Hi
I am using Alexnet for my project. and I modified the official code to:
class AlexNet(nn.Module):
def __init__(self):
super(AlexNet, self).__init__()
self.features = nn.Sequential(
nn.Conv2d(3, 64, kernel_size=11, stride=4, padding=2),
nn.ReLU(inplace=True),
nn.MaxPool2d(kernel_size=3, stride=2),
nn.Conv2d(64, 192, kernel_size=5, padding=2),
nn.ReLU(inplace=True),
nn.MaxPool2d(kernel_size=3, stride=2),
nn.Conv2d(192, 384, kernel_size=3, padding=1),
nn.ReLU(inplace=True),
nn.Conv2d(384, 256, kernel_size=3, padding=1),
nn.ReLU(inplace=True),
nn.Conv2d(256, 256, kernel_size=3, padding=1),
nn.ReLU(inplace=True),
nn.MaxPool2d(kernel_size=3, stride=2),
)
self.classifier = nn.Sequential(
nn.Dropout(),
nn.Linear(256 * 6 * 6, 4096),
nn.ReLU(inplace=True),
nn.Dropout(),
nn.Linear(4096, 4096),
nn.ReLU(inplace=True),
)
self.fc_cls = nn.ModuleList()
for i in range(10):
self.fc_cls.append(nn.Linear(4096, 2))
def forward(self, x):
x = self.features(x)
x = x.view(x.size(0), 256 * 6 * 6)
x = self.classifier(x)
out_cls = [None] * 10
for i in range(10):
out_cls[i] = self.fc_cls[i](x)
return out_cls
since I got 10 binary outputs. This code works fine. But when I add some weight initialisation to it, i.e. add the following code
for m in self.modules():
if isinstance(m, nn.Conv2d):
n = m.kernel_size[0] * m.kernel_size[1] * m.out_channels
m.weight.data.normal_(0, math.sqrt(2. / n))
to the __init__
function, the model got explode. Here is the output of the model after a few iteration in the first epoch
Epoch:[1][0/2543] Time:2.653 (2.653) Loss:27.8872 (27.8872) Avg:44.92 (44.92)

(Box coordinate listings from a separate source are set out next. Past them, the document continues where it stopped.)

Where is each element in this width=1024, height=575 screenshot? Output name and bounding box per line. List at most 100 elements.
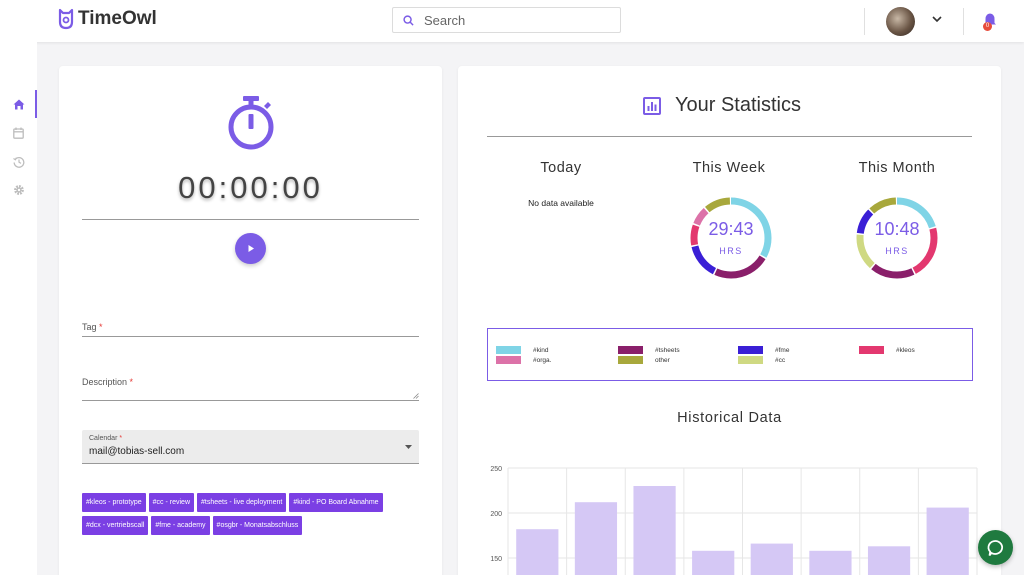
legend-label: #cc — [775, 356, 786, 364]
chart-bar[interactable] — [516, 529, 559, 575]
chat-bubble-icon — [987, 539, 1003, 556]
gear-icon — [13, 185, 24, 195]
today-empty-text: No data available — [528, 198, 594, 208]
chart-bar[interactable] — [809, 550, 852, 575]
statistics-title: Your Statistics — [675, 94, 801, 116]
timer-card: 00:00:00 Tag * Description * Calendar * … — [59, 66, 442, 575]
y-tick-label: 250 — [490, 466, 502, 473]
legend-swatch — [496, 356, 521, 364]
sidebar-item-history[interactable] — [0, 148, 37, 176]
description-field[interactable]: Description * — [82, 377, 133, 387]
history-icon — [12, 157, 24, 168]
play-icon — [248, 245, 254, 252]
chart-legend: #kind #tsheets #fme #kleos #orga. other #cc — [487, 328, 973, 381]
week-donut-chart: 29:43 HRS — [690, 197, 772, 279]
chart-bar[interactable] — [692, 550, 735, 575]
start-timer-button[interactable] — [235, 233, 266, 264]
calendar-select-value: mail@tobias-sell.com — [89, 446, 185, 457]
search-icon — [403, 14, 414, 26]
bar-chart-icon — [643, 96, 661, 115]
timer-display: 00:00:00 — [178, 170, 323, 205]
chevron-down-icon[interactable] — [932, 15, 942, 23]
legend-swatch — [738, 346, 763, 354]
search-box[interactable] — [392, 7, 621, 33]
sidebar — [0, 42, 37, 575]
statistics-header: Your Statistics — [643, 94, 801, 117]
legend-item[interactable]: #fme — [738, 346, 789, 354]
historical-bar-chart: 250 200 150 — [490, 466, 978, 575]
top-bar: TimeOwl 0 — [0, 0, 1024, 42]
description-field-label: Description — [82, 377, 128, 387]
chart-bar[interactable] — [867, 546, 911, 575]
legend-item[interactable]: #kleos — [859, 346, 915, 354]
quick-tag-chip[interactable]: #dcx - vertriebscall — [82, 516, 149, 535]
header-divider — [963, 8, 964, 35]
donut-segment — [690, 197, 772, 279]
required-mark: * — [99, 322, 103, 332]
month-donut-chart: 10:48 HRS — [856, 197, 938, 279]
legend-item[interactable]: #orga. — [496, 356, 551, 364]
month-total-value: 10:48 — [874, 219, 919, 239]
description-field-underline — [82, 400, 419, 401]
legend-swatch — [496, 346, 521, 354]
required-mark: * — [129, 377, 134, 387]
tag-field[interactable]: Tag * — [82, 322, 103, 332]
chart-bar[interactable] — [574, 502, 618, 575]
y-tick-label: 150 — [490, 556, 502, 563]
avatar[interactable] — [886, 7, 915, 36]
quick-tag-chip[interactable]: #fme - academy — [151, 516, 210, 535]
legend-swatch — [738, 356, 763, 364]
today-title: Today — [540, 160, 582, 176]
donut-segment — [856, 197, 938, 279]
donut-segment — [690, 197, 772, 279]
quick-tag-chip[interactable]: #kind - PO Board Abnahme — [289, 493, 383, 512]
tag-field-label: Tag — [82, 322, 97, 332]
notification-badge: 0 — [983, 22, 992, 31]
stopwatch-icon — [228, 96, 274, 150]
week-total-unit: HRS — [719, 246, 743, 256]
owl-logo-icon — [58, 8, 74, 30]
legend-label: #kind — [533, 346, 549, 354]
dropdown-arrow-icon — [405, 445, 412, 449]
statistics-card: Your Statistics Today No data available … — [458, 66, 1001, 575]
legend-item[interactable]: other — [618, 356, 670, 364]
sidebar-item-settings[interactable] — [0, 176, 37, 204]
legend-item[interactable]: #cc — [738, 356, 785, 364]
legend-item[interactable]: #tsheets — [618, 346, 680, 354]
legend-label: #kleos — [896, 346, 915, 354]
chart-bar[interactable] — [633, 486, 676, 575]
divider — [82, 219, 419, 220]
divider — [487, 136, 972, 137]
app-logo[interactable]: TimeOwl — [58, 8, 157, 30]
quick-tag-chip[interactable]: #kleos - prototype — [82, 493, 146, 512]
legend-label: #orga. — [533, 356, 552, 364]
legend-swatch — [859, 346, 884, 354]
calendar-select[interactable]: Calendar * mail@tobias-sell.com — [82, 430, 419, 464]
donut-segment — [856, 197, 938, 279]
y-tick-label: 200 — [490, 511, 502, 518]
app-name: TimeOwl — [78, 8, 157, 29]
donut-segment — [856, 197, 938, 279]
historical-data-title: Historical Data — [677, 410, 782, 426]
donut-segment — [690, 197, 772, 279]
chat-button[interactable] — [978, 530, 1013, 565]
month-total-unit: HRS — [885, 246, 909, 256]
legend-label: other — [655, 356, 670, 364]
search-input[interactable] — [424, 12, 604, 28]
sidebar-item-calendar[interactable] — [0, 119, 37, 147]
chart-bar[interactable] — [750, 543, 793, 575]
quick-tags: #kleos - prototype #cc - review #tsheets -… — [82, 493, 419, 535]
chart-bar[interactable] — [926, 507, 969, 575]
quick-tag-chip[interactable]: #tsheets - live deployment — [197, 493, 287, 512]
legend-label: #fme — [775, 346, 790, 354]
week-title: This Week — [692, 160, 766, 176]
tag-field-underline — [82, 336, 419, 337]
quick-tag-chip[interactable]: #osgbr - Monatsabschluss — [212, 516, 303, 535]
quick-tag-chip[interactable]: #cc - review — [148, 493, 194, 512]
sidebar-item-home[interactable] — [0, 90, 37, 118]
month-title: This Month — [858, 160, 936, 176]
legend-label: #tsheets — [655, 346, 680, 354]
calendar-select-label: Calendar * — [89, 435, 123, 442]
resize-handle-icon[interactable] — [413, 393, 419, 399]
legend-item[interactable]: #kind — [496, 346, 549, 354]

Epoch:[1][10/2543] Time:1.047 (0.758) Loss:78.1975 (67.7367) Avg:51.52 (70.67)
Epoch:[1][20/2543] Time:1.841 (0.758) Loss:nan (nan) Avg:16.45 (50.17)
Epoch:[1][30/2543] Time:0.542 (0.684) Loss:nan (nan) Avg:10.43 (38.51)
Epoch:[1][40/2543] Time:0.829 (0.642) Loss:nan (nan) Avg:13.55 (32.32)
Epoch:[1][50/2543] Time:0.632 (0.619) Loss:nan (nan) Avg:14.18 (28.57)
Can someone please tell me why this is happening? Thanks.